Maple season coming, but off to slow start


B y Derek Liebig

Spring can’t arrive soon enough for the area’s maple producers.

Unlike the past two seasons, when sap began trickling into sugar houses by late February, the persistence of cold weather has delayed the start of this year’s sugaring season.

“I just finished tapping today (Monday) and gathered some sap tonight, but it’s been real slow. Even the sap that was running today ran slow,” said Vernon Scribner, a local producer who puts out about 4,000 taps each year.

Sap doesn’t flow until temperatures are above freezing during the day and below freezing at night. In recent years that has occurred by now, but those days have been few and far between this year.

“Once it gets around that point, around 25 at night and no more than 45 during the day, the sap will start to flow. The freezing, thaw cycle is what really pushes the sap out of the tree,” Pam Green of Green’s Sugar House in Poultney, Vt., said.

“Everything is pretty well froze up. Until we get a little more warmth we won’t see much sap.”

Although both Scribner and Green said there’s still time for the season to turn around, the poor start has affected some producers’ outlook for this year’s sugar crop.

“It’s going to be a very light season,” Scribner said. “There’s still time. In 2002 or 2003 the sap didn’t flow until March 18. But it’s rare you start that late and have a good season.”

“The later it starts, the less chance you’ll have for a good season,” said Matt Rathbun, of Rathbun’s Maple, which straddles the Whitehall-Granville town line.

“We’re all ready, the evaporator’s all set, just need the sap to start flowing,” said Mike Grottoli, who owns Grottoli’s Maple in Middle Granville with his wife, Laurie.

A slow start doesn’t necessarily mean it will be a bad year, as long as temperatures in March aren’t above average, causing the season to pass quickly.

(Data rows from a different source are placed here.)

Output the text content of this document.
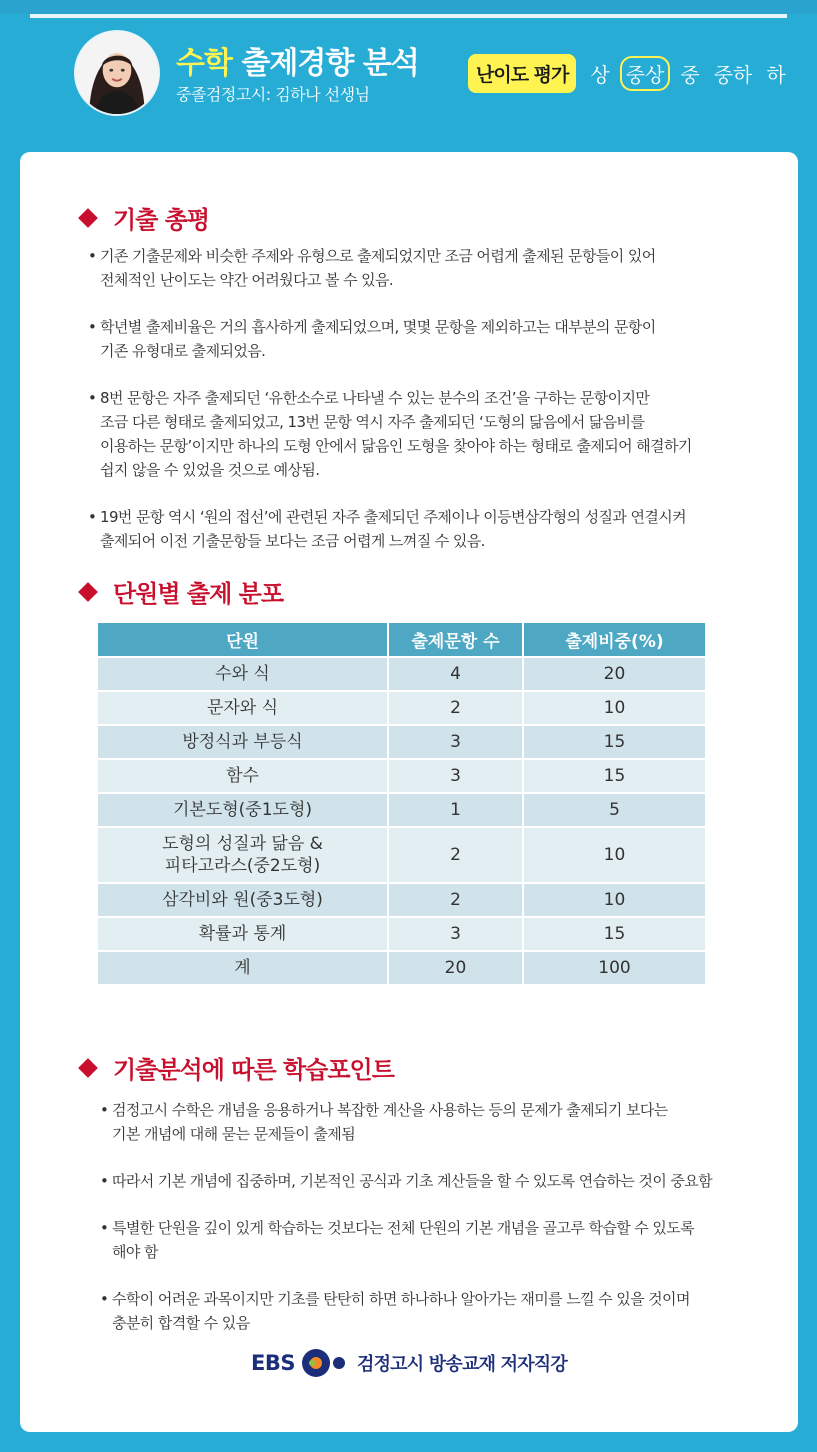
수학 출제경향 분석
중졸검정고시: 김하나 선생님
난이도 평가	상 중상 중 중하 하
기출 총평
• 기존 기출문제와 비슷한 주제와 유형으로 출제되었지만 조금 어렵게 출제된 문항들이 있어
전체적인 난이도는 약간 어려웠다고 볼 수 있음.
• 학년별 출제비율은 거의 흡사하게 출제되었으며, 몇몇 문항을 제외하고는 대부분의 문항이
기존 유형대로 출제되었음.
• 8번 문항은 자주 출제되던 ‘유한소수로 나타낼 수 있는 분수의 조건’을 구하는 문항이지만
조금 다른 형태로 출제되었고, 13번 문항 역시 자주 출제되던 ‘도형의 닮음에서 닮음비를
이용하는 문항’이지만 하나의 도형 안에서 닮음인 도형을 찾아야 하는 형태로 출제되어 해결하기
쉽지 않을 수 있었을 것으로 예상됨.
• 19번 문항 역시 ‘원의 접선’에 관련된 자주 출제되던 주제이나 이등변삼각형의 성질과 연결시켜
출제되어 이전 기출문항들 보다는 조금 어렵게 느껴질 수 있음.
단원별 출제 분포
단원	출제문항 수	출제비중(%)
수와 식	4	20
문자와 식	2	10
방정식과 부등식	3	15
함수	3	15
기본도형(중1도형)	1	5
도형의 성질과 닮음 &
피타고라스(중2도형)	2	10
삼각비와 원(중3도형)	2	10
확률과 통계	3	15
계	20	100
기출분석에 따른 학습포인트
• 검정고시 수학은 개념을 응용하거나 복잡한 계산을 사용하는 등의 문제가 출제되기 보다는
기본 개념에 대해 묻는 문제들이 출제됨
• 따라서 기본 개념에 집중하며, 기본적인 공식과 기초 계산들을 할 수 있도록 연습하는 것이 중요함
• 특별한 단원을 깊이 있게 학습하는 것보다는 전체 단원의 기본 개념을 골고루 학습할 수 있도록
해야 함
• 수학이 어려운 과목이지만 기초를 탄탄히 하면 하나하나 알아가는 재미를 느낄 수 있을 것이며
충분히 합격할 수 있음
EBS	검정고시 방송교재 저자직강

“Every year is different,” Green said. “Traditionally we didn’t start sugaring in February.”

This year’s snowfall has also made preparations for the season more challenging. Many producers have been forced to throw on snowshoes in order to access their lines.

“(It’s) good exercise, but it slows things done,” Hartford producer Jeff Cornell said.

Rathbun said he had to dig our several lines, but looking back on records discovered this year isn’t unique.

In 1993, he said there was a blizzard on March 13; conditions that year were similar to what they are now.

Scribner said the biggest problem with the snow is the fact that it’s covering up the base of trees and keeping the ground frozen solid.

“The trees are froze and the ground is frozen. It would help to get some of the snow away from the base of the trees,” he said.

It appears unlikely, however, the snow will disappear soon. As of Tuesday, forecasts were predicting 8 to 18 inches of snow to fall on the Whitehall area by the end of Thursday, although at this point Scribner said it wouldn’t make much of a difference.

He said the success of this season will ultimately hinge on what the temperatures do during the next couple of weeks.

“What we really need is two or three good days of 50 degrees and then for it to get back to 40 degrees during the day and below freezing at night,” Scribner said.

“If it warmed up to 50 (degrees), it’ll run like heck. We can make hundreds of gallons in a single good day,” Rathbun said.

“It’s definitely coming, there’s no question of that. You just hope it doesn’t warm up too fast, but like any agricultural endeavor, you’re at the mercy of the weather,” Green said.